I don't know CMDS. Is that a commercial product?
I do know DIDS. It is not a commercial product and is not generally
available. It does an admirable job, but it is resource intensive (cpu
cycles, disk space, and operator and analyst time). Even if it were
available, it would not be a solution for very many sites.
Stalker (an outgrowth of Haystack--specialized fot Sun systems) is the
only commercial product that I know of. However, Phillipe Langlois
mentioned one developed in France. Perhaps he could summarize this
product for our edification??
What I really meant by the question was not "Does there exist some
(perhaps unspcified) user of IDS" but rather "Is anyone that reads this
list an IDS user?"
>
> In addition, many people use things like TCP wrappers in combination
> with custom warning systems as a rudimentary form of IDS. (I do this
> and it works quite well for certain situations).

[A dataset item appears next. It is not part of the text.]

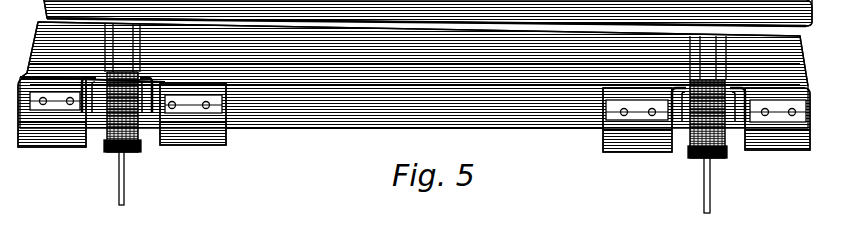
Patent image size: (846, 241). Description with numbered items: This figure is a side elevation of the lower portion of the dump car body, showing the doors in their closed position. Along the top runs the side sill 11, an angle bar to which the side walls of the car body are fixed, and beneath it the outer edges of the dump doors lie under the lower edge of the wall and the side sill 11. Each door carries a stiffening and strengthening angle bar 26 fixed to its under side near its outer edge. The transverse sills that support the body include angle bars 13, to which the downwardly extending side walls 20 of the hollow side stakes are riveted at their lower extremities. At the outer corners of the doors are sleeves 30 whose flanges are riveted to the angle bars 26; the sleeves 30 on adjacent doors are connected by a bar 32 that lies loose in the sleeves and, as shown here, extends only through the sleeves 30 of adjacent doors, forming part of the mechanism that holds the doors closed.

True, this works and is useful, but---
* custom warning systems are custom systems (i.e. hand built), and
* this approach works well only for small sites. It doesn't scale
well to larger networks.
A network product would be a nice thing to have.
> Some months ago I did
> a brief investigation of the IDS situation and concluded that of the
> products out there, I could not heartily recommend any to my commercial
> clients.
This, of course, was the point of my question.